KUDUS (SUARABARU.ID) – Koreografer tari Kinanti Sekar Rahina resmi meluncurkan karya terbarunya bertajuk “Tari Caping Kalo”, Minggu (8/2/2026), di Hotel @Hom Kudus. Karya tari tunggal ini terinspirasi dari Caping Kalo, penutup kepala tradisional khas Kabupaten Kudus, yang dimaknai sebagai simbol kehidupan perempuan Muria.
Kinanti Sekar Rahina menjelaskan, Tari Caping Kalo menggambarkan sosok perempuan Muria yang anggun, lincah, gemar bersosialisasi, serta setia menjaga nilai-nilai tradisi. “Ini adalah karya tari tunggal yang merepresentasikan perempuan Muria yang luwes, pantes, dan teguh memegang nilai kehidupan,” ungkapnya.
Menurut Sekar, Caping Kalo bukan sekadar properti visual, tetapi sarat makna filosofis. Anyaman bambu yang rapat dan halus melambangkan kehidupan masyarakat yang rukun dan guyub. Sementara kerangka bambu yang kokoh merepresentasikan jiwa perempuan yang kuat, tabah, dan setia menjaga nurani serta tradisi, baik dalam peran sebagai individu, ibu rumah tangga, maupun pekerja.
“Caping Kalo dikenakan di kepala, seperti halnya manusia yang menempatkan Tuhan di atas segalanya—tempat bersandar atas kegelisahan dan pengharapan,” tambahnya.
Caping Kalo sendiri merupakan penutup kepala tradisional berbentuk lingkaran yang terbuat dari anyaman bambu halus dan daun rembuyan. Dahulu digunakan para petani sebagai pelindung dari terik matahari, kini Caping Kalo telah berkembang menjadi ikon budaya dan pelengkap busana adat perempuan Kudus.

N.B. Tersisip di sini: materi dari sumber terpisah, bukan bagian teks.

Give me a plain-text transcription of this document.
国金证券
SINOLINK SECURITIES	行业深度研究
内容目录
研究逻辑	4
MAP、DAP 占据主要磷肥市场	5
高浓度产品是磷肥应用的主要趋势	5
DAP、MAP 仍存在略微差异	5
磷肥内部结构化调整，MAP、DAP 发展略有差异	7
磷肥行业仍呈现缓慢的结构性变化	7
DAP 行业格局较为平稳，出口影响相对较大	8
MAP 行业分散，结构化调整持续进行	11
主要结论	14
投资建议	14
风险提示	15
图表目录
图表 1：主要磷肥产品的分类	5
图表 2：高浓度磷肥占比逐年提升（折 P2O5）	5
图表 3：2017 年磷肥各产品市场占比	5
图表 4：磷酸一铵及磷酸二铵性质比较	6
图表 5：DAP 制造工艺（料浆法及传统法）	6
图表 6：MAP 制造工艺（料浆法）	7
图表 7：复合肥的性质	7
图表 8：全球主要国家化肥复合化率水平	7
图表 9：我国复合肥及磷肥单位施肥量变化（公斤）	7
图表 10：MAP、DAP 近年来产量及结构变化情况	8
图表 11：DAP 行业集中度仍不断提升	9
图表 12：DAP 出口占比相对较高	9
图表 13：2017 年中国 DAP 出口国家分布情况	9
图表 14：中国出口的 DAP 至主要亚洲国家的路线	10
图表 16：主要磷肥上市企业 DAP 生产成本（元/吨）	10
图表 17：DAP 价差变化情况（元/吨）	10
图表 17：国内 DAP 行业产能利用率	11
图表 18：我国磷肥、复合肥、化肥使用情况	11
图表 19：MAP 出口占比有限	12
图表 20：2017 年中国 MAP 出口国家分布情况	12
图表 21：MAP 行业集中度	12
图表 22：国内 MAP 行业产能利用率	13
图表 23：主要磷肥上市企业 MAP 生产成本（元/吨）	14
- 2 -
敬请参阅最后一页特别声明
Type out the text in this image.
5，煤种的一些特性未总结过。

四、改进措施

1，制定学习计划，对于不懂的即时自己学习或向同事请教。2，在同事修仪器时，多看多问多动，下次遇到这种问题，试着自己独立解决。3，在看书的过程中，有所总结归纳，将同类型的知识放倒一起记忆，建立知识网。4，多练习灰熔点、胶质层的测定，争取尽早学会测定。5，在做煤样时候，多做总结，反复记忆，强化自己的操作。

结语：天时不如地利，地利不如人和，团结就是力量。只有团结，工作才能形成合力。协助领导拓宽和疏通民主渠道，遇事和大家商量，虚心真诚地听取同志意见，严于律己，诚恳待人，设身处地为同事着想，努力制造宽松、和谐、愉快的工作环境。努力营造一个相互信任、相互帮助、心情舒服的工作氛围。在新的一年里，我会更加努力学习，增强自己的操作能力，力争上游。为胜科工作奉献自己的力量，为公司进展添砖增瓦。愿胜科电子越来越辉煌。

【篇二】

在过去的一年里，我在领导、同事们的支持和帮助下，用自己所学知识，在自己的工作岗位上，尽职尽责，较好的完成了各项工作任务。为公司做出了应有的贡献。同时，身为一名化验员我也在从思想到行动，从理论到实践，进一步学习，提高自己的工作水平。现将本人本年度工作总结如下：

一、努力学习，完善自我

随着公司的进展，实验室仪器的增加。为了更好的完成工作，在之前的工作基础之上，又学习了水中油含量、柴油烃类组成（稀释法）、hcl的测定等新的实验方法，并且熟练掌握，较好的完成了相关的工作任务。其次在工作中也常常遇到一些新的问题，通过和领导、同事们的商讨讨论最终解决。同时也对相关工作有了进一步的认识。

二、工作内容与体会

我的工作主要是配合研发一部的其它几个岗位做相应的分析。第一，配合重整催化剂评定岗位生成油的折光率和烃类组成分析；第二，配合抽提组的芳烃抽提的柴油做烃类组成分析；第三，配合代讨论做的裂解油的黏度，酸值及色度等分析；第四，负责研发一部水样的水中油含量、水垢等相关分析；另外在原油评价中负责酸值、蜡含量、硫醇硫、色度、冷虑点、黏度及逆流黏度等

Dengan lahirnya Tari Caping Kalo, Kinanti Sekar Rahina kini telah menciptakan dua karya tari yang bersumber dari Caping Kalo. Karya sebelumnya berjudul “Tari Lajur Caping Kalo” yang diluncurkan pada 7 Oktober 2022. Meski kerap dianggap sebagai sekuel, keduanya berdiri sendiri dengan konsep dan kekuatan artistik yang berbeda.

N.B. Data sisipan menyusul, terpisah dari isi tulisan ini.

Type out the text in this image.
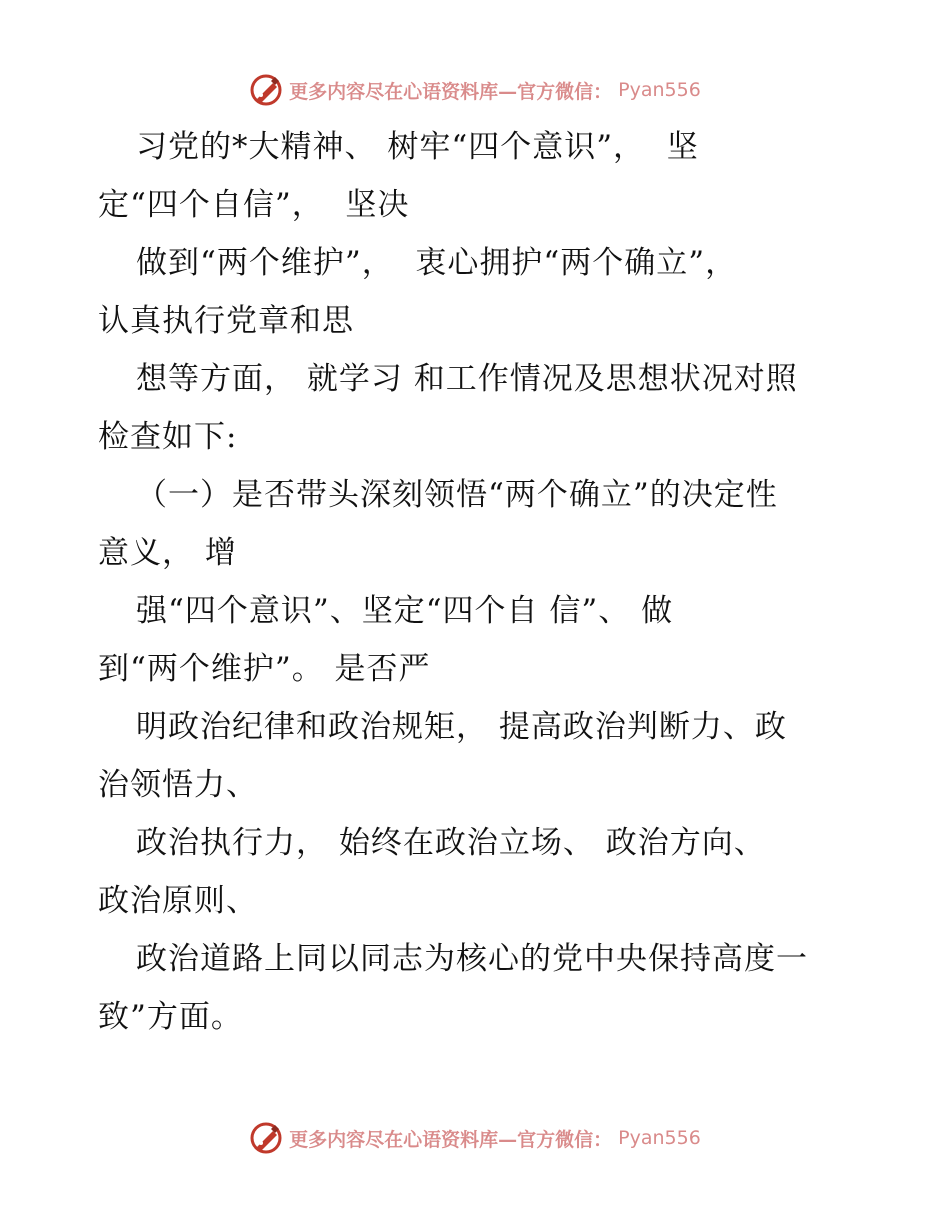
更多内容尽在心语资料库—官方微信： Pyan556
习党的*大精神、 树牢“四个意识”，  坚
定“四个自信”，  坚决
做到“两个维护”，  衷心拥护“两个确立”，
认真执行党章和思
想等方面， 就学习 和工作情况及思想状况对照
检查如下:
（一）是否带头深刻领悟“两个确立”的决定性
意义， 增
强“四个意识”、坚定“四个自 信”、 做
到“两个维护”。 是否严
明政治纪律和政治规矩， 提高政治判断力、政
治领悟力、
政治执行力， 始终在政治立场、 政治方向、
政治原则、
政治道路上同以同志为核心的党中央保持高度一
致”方面。
更多内容尽在心语资料库—官方微信： Pyan556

Tari Lajur Caping Kalo menitikberatkan pada proses filosofis pembuatan Caping Kalo, mulai dari pemilihan bambu yang tidak asal tebang, proses menganyam helai demi helai, hingga terbentuknya caping. Proses tersebut memuat nilai ketelatenan, kebersamaan, rasa syukur, serta persatuan yang kuat dalam masyarakat.
Sementara itu, Tari Caping Kalo mengisahkan caping sebagai simbol kehidupan secara utuh, yang hadir dalam pemaknaan dan praktik hidup sehari-hari perempuan Muria.
Proses penciptaan karya ini melibatkan komposer musik Hamdani, dengan syair dan lagu yang ditulis sekaligus dinyanyikan oleh Romo Lukas Heri Purnawan MSF. Menariknya, penulisan lirik dan proses rekaman dilakukan di Buenos Aires, Argentina, di sela-sela tugas pastoral Romo Lukas.
“Hidup di tengah budaya Argentina menjadi tantangan tersendiri untuk menghadirkan nuansa Jawa yang kuat dalam syair dan musik tarian ini,” ujar Romo Lukas, yang akrab disapa Romo Ipeng. Ia berharap syair dan nyanyian tersebut mampu memperkuat pemahaman penonton terhadap makna Caping Kalo.
Program penciptaan karya Tari Caping Kalo diproduksi oleh GsT Production, lembaga yang berfokus pada pengembangan dan pelestarian seni budaya. Kegiatan ini juga mendapat dukungan dari RKBBR (Rumah Khalwat & Balai Budaya Rejosari), Iniibubudi Publishing, serta Asa Academy of The Arts.